There is something undemocratic in Steve Jobs' words. The innovator knows what people want before they know it themselves.

Moshe faces a quagmire at the end of last week's parsha. He had won the support of the Jewish people to challenge Pharaoh. Yet, his first sally before Pharaoh with signs and demands had ended in utter failure. He made the slavery situation worse for the Jewish people. Moshe, in a fit of despondency, replies to God's request that he appear before Pharaoh again with the argument, "If the Jews no longer listen to me, how will Pharaoh listen to me?"

Rabbi Ovadia Seforno interprets God's reply with an insight into leadership. The pasuk reads, "Hashem spoke to Moshe and Aaron and commanded them regarding the Children of Israel and regarding Pharaoh, king of Egypt, to take the Children of Israel out of the land of Egypt." The verse is unclear - what does it mean to "command them regarding..." R. Seforno explains that Moshe and Aaron were made leaders in regard to redemption, such that both the Jewish people and Pharaoh would be forced to accept it even against their will. 

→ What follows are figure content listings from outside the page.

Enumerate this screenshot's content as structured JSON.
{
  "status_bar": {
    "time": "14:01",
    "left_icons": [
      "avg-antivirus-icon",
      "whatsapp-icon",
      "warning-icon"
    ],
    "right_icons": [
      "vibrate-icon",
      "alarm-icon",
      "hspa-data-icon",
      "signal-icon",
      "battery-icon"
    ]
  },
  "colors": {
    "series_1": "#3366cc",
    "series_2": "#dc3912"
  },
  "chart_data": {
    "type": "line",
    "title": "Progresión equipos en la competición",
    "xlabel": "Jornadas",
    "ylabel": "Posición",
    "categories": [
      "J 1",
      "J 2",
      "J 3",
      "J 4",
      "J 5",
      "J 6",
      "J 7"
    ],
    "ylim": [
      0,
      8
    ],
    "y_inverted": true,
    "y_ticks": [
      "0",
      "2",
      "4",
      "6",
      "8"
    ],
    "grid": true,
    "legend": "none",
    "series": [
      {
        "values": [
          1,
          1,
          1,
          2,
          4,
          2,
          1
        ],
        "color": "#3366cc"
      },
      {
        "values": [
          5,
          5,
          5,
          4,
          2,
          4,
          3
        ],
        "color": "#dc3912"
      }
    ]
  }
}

God's solution to Moshe's conundrum is to get past the present. Moshe is granted permission to lead - which in this case means working for something that the Jewish people themselves don't yet know that they need. The Jewish people are not yet ready for words of redemption - they cannot hear such ideas. Yet, Moshe must think in those terms and lead toward that vision. 

Often, we get locked in the present. We see intractable problems and we become despondent. Knowing that the future contains opportunities that we cannot know in the present can be a basis for hope. Leadership is helping others see those opportunities.